В молчании мы думаем о дедушке наших детей, который никогда их не увидит, но который посчитал бы их венцом своих амбиций и сразу начал бы строить для них планы, не считаясь с тем, что его внуки еще лежат в колыбели.

— Отец бы уже планировал их браки и составлял геральдику, — с усмешкой говорит Изабель.

— Он бы добился разрешения и поженил их, чтобы сохранить состояние в семье, — замечаю я. Я делаю паузу. — Ты собираешься написать маме? — спрашиваю я осторожно.

Она пожимает плечами, ее лицо замкнуто и холодно.

— Что толку? — спрашивает она. — Она никогда не увидит внука. Она не сможет выйти на волю, и она написала мне, что если я не смогу добиться свободы для нее, то я ей не дочь. Что толку даже думать о ней?

* * *

Боли начинаются в полночь, когда мы с Изабель спим рядом в большой кровати. Я начинаю тихо стонать, и через несколько мгновений она вскакивает, натягивает платье, зажигает свечи от огня в очаге и отправляет служанку за акушерками.

Я вижу, что она боится за меня, ее резкий голос, которым она требует принести эля и позвать повитух, пугает меня. У нас есть дароносица со святыми дарами, она стоит на маленьком алтаре в углу комнаты. Вокруг моего напряженного живота повязывают пояс, специально благословленный для первых родов Изабель. Акушерки приносят для всех нас пряный эль, на кухню посылают служанку разбудить повара и приготовить нам обед, ночь будет длинная, и нам нужно будет подкрепиться.

Когда мне приносят фрикасе, а затем жареную курицу и вареного карпа, от запаха пищи у меня крутит живот, я отсылаю все прочь из комнаты и хожу, не останавливаясь, от окна к изголовью кровати, пока за дверью женщины жадно едят и пьют эль. Со мной остается только Иззи и пара горничных. У нас совсем нет аппетита.

— Боли сильные? — с тревогой спрашивает она.

Я качаю головой.

— Они приходят и уходят, — говорю я. — Но мне кажется, что они постепенно усиливаются.

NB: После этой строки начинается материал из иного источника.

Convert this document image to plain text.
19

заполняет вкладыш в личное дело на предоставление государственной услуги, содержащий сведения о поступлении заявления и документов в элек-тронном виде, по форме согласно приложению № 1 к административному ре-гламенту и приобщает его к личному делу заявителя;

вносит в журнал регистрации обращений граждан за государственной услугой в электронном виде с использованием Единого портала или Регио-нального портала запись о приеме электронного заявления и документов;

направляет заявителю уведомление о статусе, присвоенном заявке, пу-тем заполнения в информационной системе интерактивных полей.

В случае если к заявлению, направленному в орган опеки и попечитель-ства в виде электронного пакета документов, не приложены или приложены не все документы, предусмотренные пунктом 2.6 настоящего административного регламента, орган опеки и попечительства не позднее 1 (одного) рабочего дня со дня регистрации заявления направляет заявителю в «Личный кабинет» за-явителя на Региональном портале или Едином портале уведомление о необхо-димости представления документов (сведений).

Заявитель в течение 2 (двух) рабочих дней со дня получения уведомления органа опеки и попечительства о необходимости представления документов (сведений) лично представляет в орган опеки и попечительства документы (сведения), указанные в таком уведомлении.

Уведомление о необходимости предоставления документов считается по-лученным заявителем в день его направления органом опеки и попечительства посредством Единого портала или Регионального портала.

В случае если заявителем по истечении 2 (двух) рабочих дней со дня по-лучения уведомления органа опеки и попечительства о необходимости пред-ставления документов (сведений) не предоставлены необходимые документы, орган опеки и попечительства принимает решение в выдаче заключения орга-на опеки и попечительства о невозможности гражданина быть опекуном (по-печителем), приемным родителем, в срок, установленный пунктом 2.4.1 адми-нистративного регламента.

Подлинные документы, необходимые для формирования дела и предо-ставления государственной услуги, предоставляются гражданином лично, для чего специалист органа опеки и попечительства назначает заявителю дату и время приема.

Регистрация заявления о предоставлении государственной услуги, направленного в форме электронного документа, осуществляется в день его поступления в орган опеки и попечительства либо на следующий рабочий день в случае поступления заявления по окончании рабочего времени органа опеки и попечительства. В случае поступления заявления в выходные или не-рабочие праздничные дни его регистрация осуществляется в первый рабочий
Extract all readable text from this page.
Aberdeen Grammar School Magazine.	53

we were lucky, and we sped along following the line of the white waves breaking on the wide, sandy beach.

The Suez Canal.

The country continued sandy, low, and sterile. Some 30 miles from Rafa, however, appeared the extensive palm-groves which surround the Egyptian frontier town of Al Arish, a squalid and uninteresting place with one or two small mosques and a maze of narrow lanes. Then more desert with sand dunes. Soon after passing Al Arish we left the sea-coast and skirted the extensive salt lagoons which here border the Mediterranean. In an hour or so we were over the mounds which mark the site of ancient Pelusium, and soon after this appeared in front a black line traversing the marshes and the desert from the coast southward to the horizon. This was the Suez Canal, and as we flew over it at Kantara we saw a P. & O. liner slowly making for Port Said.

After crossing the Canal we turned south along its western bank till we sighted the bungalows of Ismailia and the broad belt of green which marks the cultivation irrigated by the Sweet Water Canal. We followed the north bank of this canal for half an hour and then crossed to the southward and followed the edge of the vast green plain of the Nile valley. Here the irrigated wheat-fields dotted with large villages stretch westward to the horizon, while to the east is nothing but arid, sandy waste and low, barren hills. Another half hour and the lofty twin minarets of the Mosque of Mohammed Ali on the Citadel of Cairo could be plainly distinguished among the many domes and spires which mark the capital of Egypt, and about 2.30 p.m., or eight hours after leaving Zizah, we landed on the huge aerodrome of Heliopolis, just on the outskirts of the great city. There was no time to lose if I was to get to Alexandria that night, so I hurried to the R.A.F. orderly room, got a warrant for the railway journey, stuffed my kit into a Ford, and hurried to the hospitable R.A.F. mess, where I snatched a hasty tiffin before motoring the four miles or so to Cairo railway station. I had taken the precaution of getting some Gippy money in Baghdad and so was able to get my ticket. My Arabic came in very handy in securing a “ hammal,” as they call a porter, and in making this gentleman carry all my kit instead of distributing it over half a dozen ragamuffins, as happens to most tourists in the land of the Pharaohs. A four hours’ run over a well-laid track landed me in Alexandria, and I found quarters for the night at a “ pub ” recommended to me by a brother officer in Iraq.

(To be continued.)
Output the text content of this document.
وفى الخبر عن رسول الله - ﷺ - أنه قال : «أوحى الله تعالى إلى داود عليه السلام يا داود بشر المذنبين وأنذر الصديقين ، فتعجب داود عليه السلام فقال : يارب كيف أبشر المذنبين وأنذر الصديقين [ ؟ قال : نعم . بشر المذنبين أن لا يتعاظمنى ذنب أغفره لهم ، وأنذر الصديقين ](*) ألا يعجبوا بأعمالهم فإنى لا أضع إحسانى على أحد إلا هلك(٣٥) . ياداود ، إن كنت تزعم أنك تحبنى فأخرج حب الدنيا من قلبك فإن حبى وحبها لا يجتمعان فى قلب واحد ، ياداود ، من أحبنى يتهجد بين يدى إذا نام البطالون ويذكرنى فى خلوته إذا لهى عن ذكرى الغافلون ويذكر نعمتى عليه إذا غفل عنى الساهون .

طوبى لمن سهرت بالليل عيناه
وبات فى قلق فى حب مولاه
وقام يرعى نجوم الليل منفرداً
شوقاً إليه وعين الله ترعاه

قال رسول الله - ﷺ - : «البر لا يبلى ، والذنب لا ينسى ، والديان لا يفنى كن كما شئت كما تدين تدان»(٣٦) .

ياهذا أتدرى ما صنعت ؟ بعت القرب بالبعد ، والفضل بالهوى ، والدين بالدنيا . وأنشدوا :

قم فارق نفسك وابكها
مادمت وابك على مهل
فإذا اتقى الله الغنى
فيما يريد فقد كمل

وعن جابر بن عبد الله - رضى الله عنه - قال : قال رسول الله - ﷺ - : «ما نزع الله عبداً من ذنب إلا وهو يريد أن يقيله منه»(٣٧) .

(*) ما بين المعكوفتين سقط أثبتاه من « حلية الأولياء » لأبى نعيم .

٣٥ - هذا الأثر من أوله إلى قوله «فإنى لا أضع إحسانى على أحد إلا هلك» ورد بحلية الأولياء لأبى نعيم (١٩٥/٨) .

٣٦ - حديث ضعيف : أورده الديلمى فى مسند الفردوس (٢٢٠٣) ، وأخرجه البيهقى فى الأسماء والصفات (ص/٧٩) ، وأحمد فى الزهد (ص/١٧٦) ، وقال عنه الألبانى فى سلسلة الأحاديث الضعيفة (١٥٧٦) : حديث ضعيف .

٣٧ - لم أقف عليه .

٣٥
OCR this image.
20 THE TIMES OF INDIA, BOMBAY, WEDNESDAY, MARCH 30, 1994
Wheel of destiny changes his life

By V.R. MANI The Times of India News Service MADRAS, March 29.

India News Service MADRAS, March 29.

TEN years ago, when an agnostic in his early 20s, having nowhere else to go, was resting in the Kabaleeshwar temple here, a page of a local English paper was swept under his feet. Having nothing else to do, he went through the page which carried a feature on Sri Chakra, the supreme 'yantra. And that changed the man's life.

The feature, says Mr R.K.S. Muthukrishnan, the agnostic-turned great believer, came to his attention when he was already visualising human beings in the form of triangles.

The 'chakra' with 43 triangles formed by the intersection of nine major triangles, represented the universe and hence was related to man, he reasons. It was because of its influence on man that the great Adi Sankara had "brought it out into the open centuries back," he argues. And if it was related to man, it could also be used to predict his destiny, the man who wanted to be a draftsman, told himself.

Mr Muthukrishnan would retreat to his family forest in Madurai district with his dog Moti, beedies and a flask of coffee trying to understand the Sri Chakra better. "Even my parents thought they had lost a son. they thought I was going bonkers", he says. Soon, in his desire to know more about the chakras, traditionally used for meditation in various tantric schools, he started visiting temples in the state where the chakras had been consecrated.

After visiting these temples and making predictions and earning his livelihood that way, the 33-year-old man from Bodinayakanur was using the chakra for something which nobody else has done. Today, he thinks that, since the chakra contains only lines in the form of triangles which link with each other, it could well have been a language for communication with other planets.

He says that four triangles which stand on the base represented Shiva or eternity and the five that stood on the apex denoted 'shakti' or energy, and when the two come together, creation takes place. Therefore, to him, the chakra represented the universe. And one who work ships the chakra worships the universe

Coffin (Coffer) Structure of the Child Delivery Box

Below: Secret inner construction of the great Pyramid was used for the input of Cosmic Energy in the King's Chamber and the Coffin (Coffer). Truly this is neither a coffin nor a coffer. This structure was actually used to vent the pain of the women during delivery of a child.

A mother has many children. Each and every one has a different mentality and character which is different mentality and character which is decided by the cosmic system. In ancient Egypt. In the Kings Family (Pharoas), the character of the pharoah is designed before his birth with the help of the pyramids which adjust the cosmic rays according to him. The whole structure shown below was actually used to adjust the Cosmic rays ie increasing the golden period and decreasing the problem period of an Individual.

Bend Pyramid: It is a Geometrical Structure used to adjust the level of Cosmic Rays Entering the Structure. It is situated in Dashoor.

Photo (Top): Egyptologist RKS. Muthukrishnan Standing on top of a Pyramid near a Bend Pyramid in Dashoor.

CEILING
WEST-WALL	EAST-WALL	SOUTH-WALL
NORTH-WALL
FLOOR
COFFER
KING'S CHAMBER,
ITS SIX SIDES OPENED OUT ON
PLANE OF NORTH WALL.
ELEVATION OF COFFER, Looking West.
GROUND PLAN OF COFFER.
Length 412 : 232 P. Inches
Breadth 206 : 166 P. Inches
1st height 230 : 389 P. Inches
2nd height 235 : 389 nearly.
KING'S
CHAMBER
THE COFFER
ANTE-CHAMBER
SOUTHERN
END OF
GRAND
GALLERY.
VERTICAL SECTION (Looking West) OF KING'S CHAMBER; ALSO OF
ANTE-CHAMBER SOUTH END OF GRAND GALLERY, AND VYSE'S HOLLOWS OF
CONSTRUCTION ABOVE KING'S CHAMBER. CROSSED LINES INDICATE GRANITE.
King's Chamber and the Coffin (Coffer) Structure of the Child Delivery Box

После двух часов ночи становится хуже. Акушерки, раскрасневшиеся и веселые от еды и питья входит в спальню и заставляют меня ходить вместе с ними. Когда я хочу лечь и отдохнуть, они кудахчут и толкают меня. Боли начинают приходить все чаще, и только тогда они позволяют мне опереться на одну из них и стонать.

Примерно через час я слышу шаги на мосту, в дверь стучат, и раздается голос Ричарда:

— Я герцог! Как себя чувствует моя жена?

— Весело, — грубовато отвечает акушерка. — Ей весело, милорд.

— Как долго это продлится?

— Несколько часов, — она бодро игнорирует мои протестующие стоны. — Идите спать, милорд. Мы сообщим вам, когда она ляжет в постель.

— Почему она сейчас не в постели? Что она делает? — недоуменно спрашивает он у двери, ничего не зная о науке родов.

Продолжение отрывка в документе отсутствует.